20.05.2022 11:16 (akt am 20.05.2022 11:16)
Der stille Protest vor dem Festspielhaus. © VOL.AT / Mayer
Anlässlich der Konferenz der Landeshauptleute im Festspielhaus appellierte Fridays For Future an die Staatsoberhäupter: Der Klimaschutz dürfe nicht weiter hinausgezögert werden.
Die Landeshauptleutekonferenz findet am Freitag im Festspielhaus Bregenz statt. Anlässlich der Fridays For Future Konferenz startete Vorarlberg eine Aktion auf der vorderen Bühne des Festivals. In einem stillen Protest stellten sich Klimaaktivisten zu Beginn der Konferenz vor dem Festspielhaus in Bregenz auf. Die Botschaft, die auf allen Schildern zu lesen ist: „Denkt an die Kinder!“ – in einem Dialekt jedes Bundeslandes.
Berufung von neun Dialekten
Laut Fridays For Future verlangsamt sich der Klimaschutz derzeit deutlich. Jetzt muss gehandelt werden. Damit die Emissionen österreichweit sinken, müssen sie dies in jedem Bundesland tun. Landeshauptleute haben hier großen Einfluss. Der Freitag forderte alle Landesgouverneure auf, aus dem klimaschädlichen Erdgas auszusteigen und die Erneuerbaren weiter auszubauen, statt sie zu blockieren. Die aktuelle Politik bedroht die Zukunft der jüngeren Generation und des Planeten, sagen Aktivisten.
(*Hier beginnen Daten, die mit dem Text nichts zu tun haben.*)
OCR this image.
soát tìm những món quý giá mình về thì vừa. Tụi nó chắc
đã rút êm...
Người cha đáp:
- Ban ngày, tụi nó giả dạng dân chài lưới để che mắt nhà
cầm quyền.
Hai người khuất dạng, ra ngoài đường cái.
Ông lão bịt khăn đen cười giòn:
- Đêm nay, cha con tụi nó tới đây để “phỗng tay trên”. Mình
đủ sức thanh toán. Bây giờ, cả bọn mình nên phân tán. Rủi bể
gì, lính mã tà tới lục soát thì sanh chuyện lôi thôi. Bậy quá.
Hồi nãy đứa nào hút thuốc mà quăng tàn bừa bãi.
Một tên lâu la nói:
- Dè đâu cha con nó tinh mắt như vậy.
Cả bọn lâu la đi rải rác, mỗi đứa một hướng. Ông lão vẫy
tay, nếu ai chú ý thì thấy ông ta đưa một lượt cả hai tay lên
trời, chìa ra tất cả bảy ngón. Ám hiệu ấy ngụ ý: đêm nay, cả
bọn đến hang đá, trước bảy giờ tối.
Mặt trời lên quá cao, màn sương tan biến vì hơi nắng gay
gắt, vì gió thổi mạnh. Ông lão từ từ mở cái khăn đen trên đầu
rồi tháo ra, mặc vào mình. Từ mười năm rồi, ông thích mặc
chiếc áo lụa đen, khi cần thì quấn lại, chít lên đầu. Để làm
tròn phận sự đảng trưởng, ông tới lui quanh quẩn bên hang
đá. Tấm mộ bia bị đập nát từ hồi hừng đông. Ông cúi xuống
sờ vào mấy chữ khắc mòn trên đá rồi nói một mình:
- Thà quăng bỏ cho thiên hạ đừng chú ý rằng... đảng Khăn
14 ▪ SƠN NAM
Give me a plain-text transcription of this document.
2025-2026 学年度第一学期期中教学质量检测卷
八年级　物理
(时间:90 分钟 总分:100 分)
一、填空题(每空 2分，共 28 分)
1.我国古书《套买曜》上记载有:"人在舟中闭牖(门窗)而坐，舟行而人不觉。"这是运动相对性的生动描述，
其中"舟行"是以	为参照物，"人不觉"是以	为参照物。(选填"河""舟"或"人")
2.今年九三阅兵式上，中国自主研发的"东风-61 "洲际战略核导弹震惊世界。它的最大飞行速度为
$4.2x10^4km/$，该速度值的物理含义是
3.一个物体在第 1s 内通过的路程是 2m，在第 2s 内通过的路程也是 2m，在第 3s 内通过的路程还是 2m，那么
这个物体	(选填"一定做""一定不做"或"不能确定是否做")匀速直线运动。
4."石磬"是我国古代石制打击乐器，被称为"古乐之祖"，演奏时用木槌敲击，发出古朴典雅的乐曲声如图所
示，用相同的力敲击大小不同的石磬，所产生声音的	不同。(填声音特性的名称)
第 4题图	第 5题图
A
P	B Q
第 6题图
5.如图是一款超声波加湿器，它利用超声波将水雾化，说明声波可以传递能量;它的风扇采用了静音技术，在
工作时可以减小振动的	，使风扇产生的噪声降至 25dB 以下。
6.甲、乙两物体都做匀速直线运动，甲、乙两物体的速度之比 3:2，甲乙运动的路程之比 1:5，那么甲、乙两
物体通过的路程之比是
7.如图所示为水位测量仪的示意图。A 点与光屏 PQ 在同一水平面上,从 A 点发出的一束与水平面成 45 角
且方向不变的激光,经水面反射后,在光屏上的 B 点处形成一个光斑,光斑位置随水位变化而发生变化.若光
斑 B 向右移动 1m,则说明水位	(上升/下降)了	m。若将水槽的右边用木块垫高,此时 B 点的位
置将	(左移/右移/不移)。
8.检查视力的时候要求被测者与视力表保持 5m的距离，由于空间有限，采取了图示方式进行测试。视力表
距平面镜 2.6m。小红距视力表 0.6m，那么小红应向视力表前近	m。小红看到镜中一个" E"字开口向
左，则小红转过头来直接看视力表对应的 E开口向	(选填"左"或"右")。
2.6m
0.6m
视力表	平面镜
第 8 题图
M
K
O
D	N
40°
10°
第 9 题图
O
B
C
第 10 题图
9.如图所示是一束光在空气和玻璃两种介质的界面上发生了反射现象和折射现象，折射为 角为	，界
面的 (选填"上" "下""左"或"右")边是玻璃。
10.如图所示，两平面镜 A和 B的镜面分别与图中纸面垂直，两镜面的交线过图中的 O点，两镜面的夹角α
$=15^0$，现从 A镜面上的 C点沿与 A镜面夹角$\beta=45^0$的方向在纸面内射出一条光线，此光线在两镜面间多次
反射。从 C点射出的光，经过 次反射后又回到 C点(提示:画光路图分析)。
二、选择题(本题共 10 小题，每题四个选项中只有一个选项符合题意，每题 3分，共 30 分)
Aktivisten vor dem Festspielhaus. Bild: VOL.AT/Mayer
Ohne beim Klimaschutz Halt zu machen
Leider gibt es viele Beispiele dafür, dass Staatsbeamte langsamer werden. Das Erneuerbare-Energien-Ausbaugesetz (EAG) ist verabschiedet und der Bund stellt hohe Fördermittel bereit. Der eigentliche Ausbau scheiterte jedoch an der Freigabe von Wind- und Solarzonen durch Landesgouverneure. Auch das derzeit auf dem Tisch liegende Erneuerbare-Wärme-Gesetz (EWG) wäre gar nicht nötig gewesen, wenn die Landeshauptleute den Ausstieg aus der Öl- und Gasheizung nicht so lange hinausgezögert hätten, sagen Klimaschützer. Auf der Konferenz müssen die Landeshauptleute fordern, dass das Klimaschutzgesetz und das EEG noch vor dem Sommer verabschiedet werden. „Spätestens nach dem Angriffskrieg gegen die Ukraine sollte allen klar sein, dass wir mit dem Ausstieg aus fossilen Brennstoffen keine Zeit verlieren sollten“, sagte die 17-jährige Aktivistin Sofia Simon.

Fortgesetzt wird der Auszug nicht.